The Treasury’s economic forecasts could be partly responsible for interest rates rising, the Lords’ economic affairs committee has said.

Looking at monetary policy over the last year – during which interest rates have risen twice – the committee expressed concern “over-optimistic” growth forecasts might affect interest rates.

In 1997 the Labour party handed over responsibility for setting interests rates and managing large parts of the economy to the Bank of England’s independent monetary policy committee (MPC).

But such is the extent of the government’s influence over the economy through taxes and the number of people employed by the state, the MPC carefully considers government plans and predictions when setting interest rates.

And this influence is worrying the Lords’ economics affairs committee.

“Our main concern here about these fiscal projections relates to their implications for monetary policy and, in particular, whether the fiscal stance -which is even looser than was first forecast by the Treasury – contributed to increases in interest rates,” the committee’s report The Current State of Monetary Policy states.

“As the public sector affects total demand and supply, it also affects interest rates.”

The report added: “It is correct for the MPC to consider total demand and supply and not particular components of demand, and we accept that, in principle, this could imply that from time to time monetary policy would have to respond to fiscal policy.

“Nonetheless, we are concerned that consistently over-optimistic GDP growth forecasts have led to over-estimates of tax revenues and hence to under-estimates of the budget deficit and borrowing requirements.

“This cannot be of help in setting monetary policy. This is something that we think the government should take careful note of.”

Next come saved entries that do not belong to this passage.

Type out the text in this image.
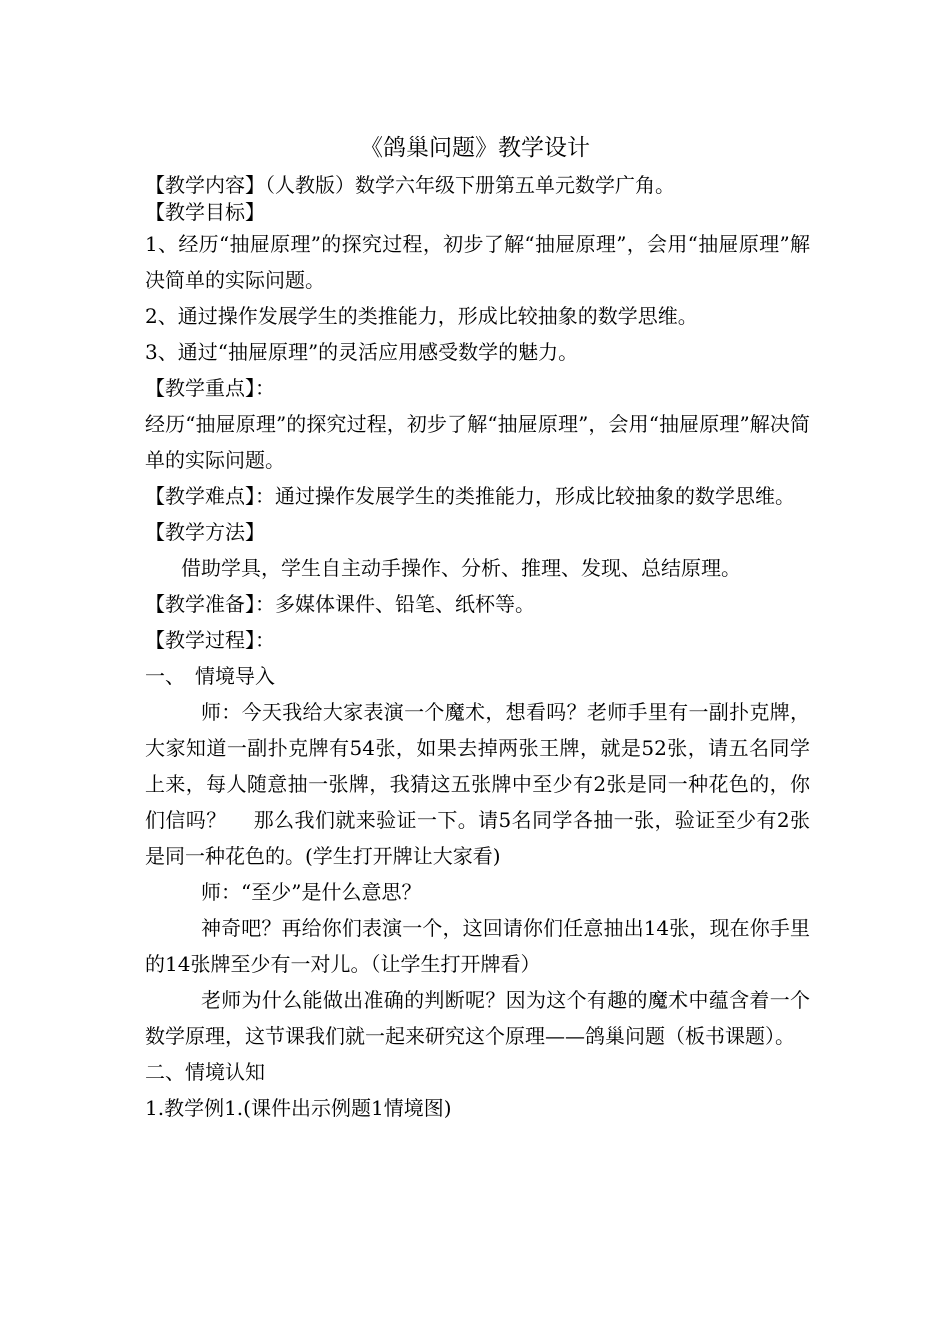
《鸽巢问题》教学设计

【教学内容】（人教版）数学六年级下册第五单元数学广角。

【教学目标】

1、经历“抽屉原理”的探究过程，初步了解“抽屉原理”，会用“抽屉原理”解决简单的实际问题。

2、通过操作发展学生的类推能力，形成比较抽象的数学思维。

3、通过“抽屉原理”的灵活应用感受数学的魅力。

【教学重点】：

经历“抽屉原理”的探究过程，初步了解“抽屉原理”，会用“抽屉原理”解决简单的实际问题。

【教学难点】：通过操作发展学生的类推能力，形成比较抽象的数学思维。

【教学方法】

借助学具，学生自主动手操作、分析、推理、发现、总结原理。

【教学准备】：多媒体课件、铅笔、纸杯等。

【教学过程】：

一、　情境导入

师：今天我给大家表演一个魔术，想看吗？老师手里有一副扑克牌，大家知道一副扑克牌有54张，如果去掉两张王牌，就是52张，请五名同学上来，每人随意抽一张牌，我猜这五张牌中至少有2张是同一种花色的，你们信吗？　 那么我们就来验证一下。请5名同学各抽一张，验证至少有2张是同一种花色的。(学生打开牌让大家看)

师：“至少”是什么意思？

神奇吧？再给你们表演一个，这回请你们任意抽出14张，现在你手里的14张牌至少有一对儿。（让学生打开牌看）

老师为什么能做出准确的判断呢？因为这个有趣的魔术中蕴含着一个数学原理，这节课我们就一起来研究这个原理——鸽巢问题（板书课题）。

二、情境认知

1.教学例1.(课件出示例题1情境图)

The Treasury rejected the suggestion its predictions had influenced interest rates – which have risen from 4.5 per cent to five per cent this year, adding to mortgage payments and the cost of loans in the UK.

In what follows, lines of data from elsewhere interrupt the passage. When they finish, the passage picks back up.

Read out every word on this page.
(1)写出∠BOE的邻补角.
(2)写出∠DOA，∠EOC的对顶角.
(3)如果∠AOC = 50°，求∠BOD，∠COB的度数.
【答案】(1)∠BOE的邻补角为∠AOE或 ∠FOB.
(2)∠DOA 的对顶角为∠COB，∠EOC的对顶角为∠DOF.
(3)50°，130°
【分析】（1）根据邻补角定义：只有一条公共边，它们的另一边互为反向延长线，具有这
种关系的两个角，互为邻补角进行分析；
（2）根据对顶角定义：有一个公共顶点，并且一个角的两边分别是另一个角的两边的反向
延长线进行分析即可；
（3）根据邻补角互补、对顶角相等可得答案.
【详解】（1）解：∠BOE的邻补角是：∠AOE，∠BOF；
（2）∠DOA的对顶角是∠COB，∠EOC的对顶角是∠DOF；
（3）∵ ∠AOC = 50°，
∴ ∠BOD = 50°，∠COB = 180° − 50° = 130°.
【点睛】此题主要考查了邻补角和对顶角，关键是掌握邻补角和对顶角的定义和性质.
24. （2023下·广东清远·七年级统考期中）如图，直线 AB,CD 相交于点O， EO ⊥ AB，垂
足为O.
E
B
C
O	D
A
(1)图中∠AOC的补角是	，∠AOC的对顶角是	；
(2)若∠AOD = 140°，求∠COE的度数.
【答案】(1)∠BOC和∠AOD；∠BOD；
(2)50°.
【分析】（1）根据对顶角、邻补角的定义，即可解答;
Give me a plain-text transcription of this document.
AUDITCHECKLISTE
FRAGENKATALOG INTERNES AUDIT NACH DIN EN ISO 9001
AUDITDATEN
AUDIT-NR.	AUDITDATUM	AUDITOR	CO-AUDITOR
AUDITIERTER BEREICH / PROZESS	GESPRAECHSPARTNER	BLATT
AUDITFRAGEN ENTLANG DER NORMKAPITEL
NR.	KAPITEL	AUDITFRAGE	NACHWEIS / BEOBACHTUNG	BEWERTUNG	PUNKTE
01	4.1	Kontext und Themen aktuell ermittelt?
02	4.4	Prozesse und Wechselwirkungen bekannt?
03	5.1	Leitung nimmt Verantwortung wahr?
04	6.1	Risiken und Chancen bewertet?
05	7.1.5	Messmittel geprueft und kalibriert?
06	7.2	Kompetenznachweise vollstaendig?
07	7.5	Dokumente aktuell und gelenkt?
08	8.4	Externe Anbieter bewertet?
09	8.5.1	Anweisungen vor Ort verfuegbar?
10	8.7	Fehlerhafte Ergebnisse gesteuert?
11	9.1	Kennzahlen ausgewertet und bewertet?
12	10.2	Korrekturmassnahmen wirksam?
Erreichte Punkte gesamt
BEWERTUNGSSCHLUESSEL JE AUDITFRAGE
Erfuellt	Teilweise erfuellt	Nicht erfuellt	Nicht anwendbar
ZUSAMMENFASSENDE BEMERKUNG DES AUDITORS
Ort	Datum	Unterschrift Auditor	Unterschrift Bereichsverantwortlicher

“Fiscal and economic forecasting is complex, but the government’s record is good, with forecasts generally in line with consensus on both economic growth and the public finances,” a Treasury spokesman said.

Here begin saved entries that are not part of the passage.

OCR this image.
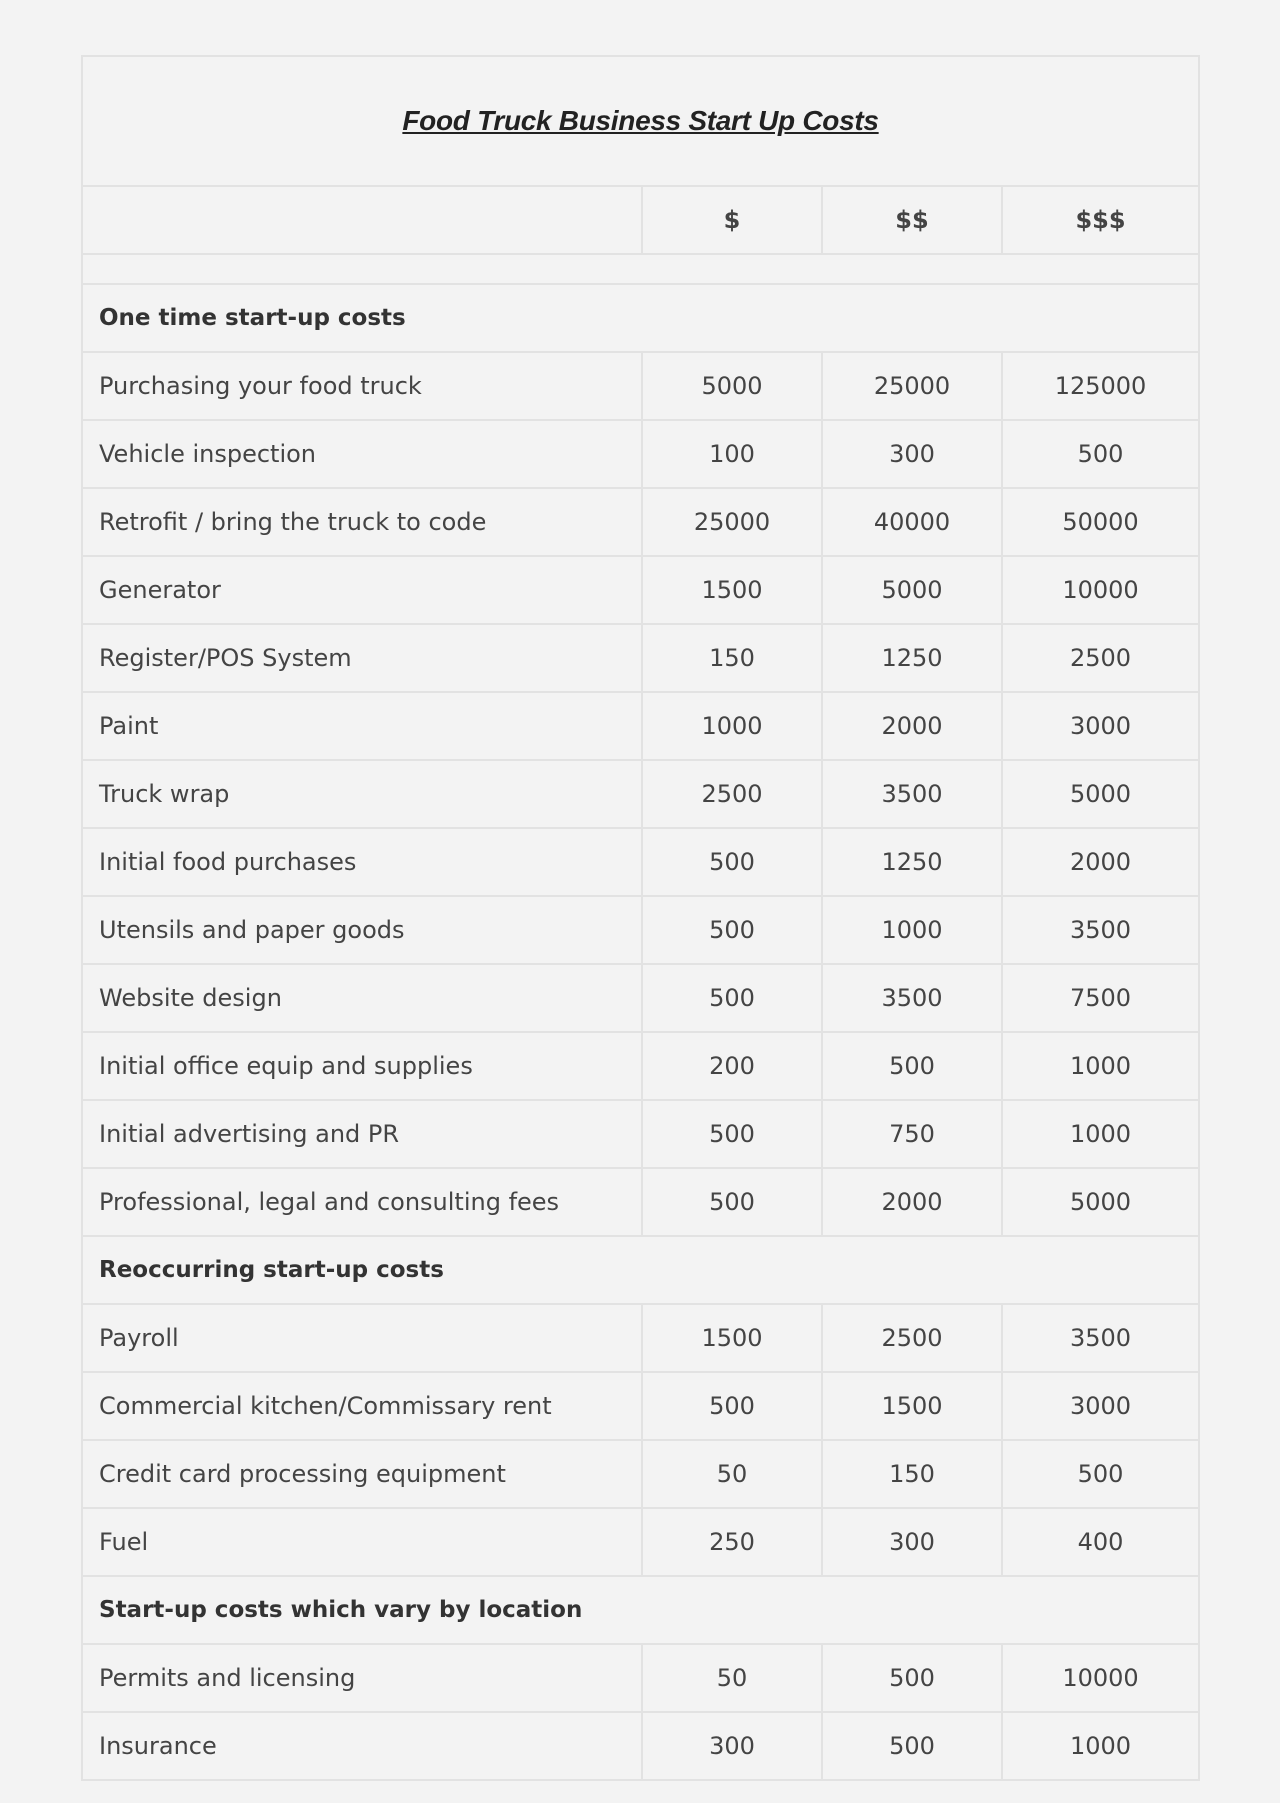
Food Truck Business Start Up Costs			
	$	$$	$$$

One time start-up costs			
Purchasing your food truck	5000	25000	125000
Vehicle inspection	100	300	500
Retrofit / bring the truck to code	25000	40000	50000
Generator	1500	5000	10000
Register/POS System	150	1250	2500
Paint	1000	2000	3000
Truck wrap	2500	3500	5000
Initial food purchases	500	1250	2000
Utensils and paper goods	500	1000	3500
Website design	500	3500	7500
Initial office equip and supplies	200	500	1000
Initial advertising and PR	500	750	1000
Professional, legal and consulting fees	500	2000	5000
Reoccurring start-up costs			
Payroll	1500	2500	3500
Commercial kitchen/Commissary rent	500	1500	3000
Credit card processing equipment	50	150	500
Fuel	250	300	400
Start-up costs which vary by location			
Permits and licensing	50	500	10000
Insurance	300	500	1000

“The government is committed to further improving public finance forecasting and has introduced new innovations to do so.”

Recent changes to economic predictions had been due to factors outside the Treasury’s control, such as the dollar-pound exchange rate and high energy prices.

The Treasury added that its forecasts have always changed in line with new economic data.

“What matters for the Bank of England is how well they target inflation, and in this area they have an excellent record of meeting the two per cent target,” the Treasury spokesman added.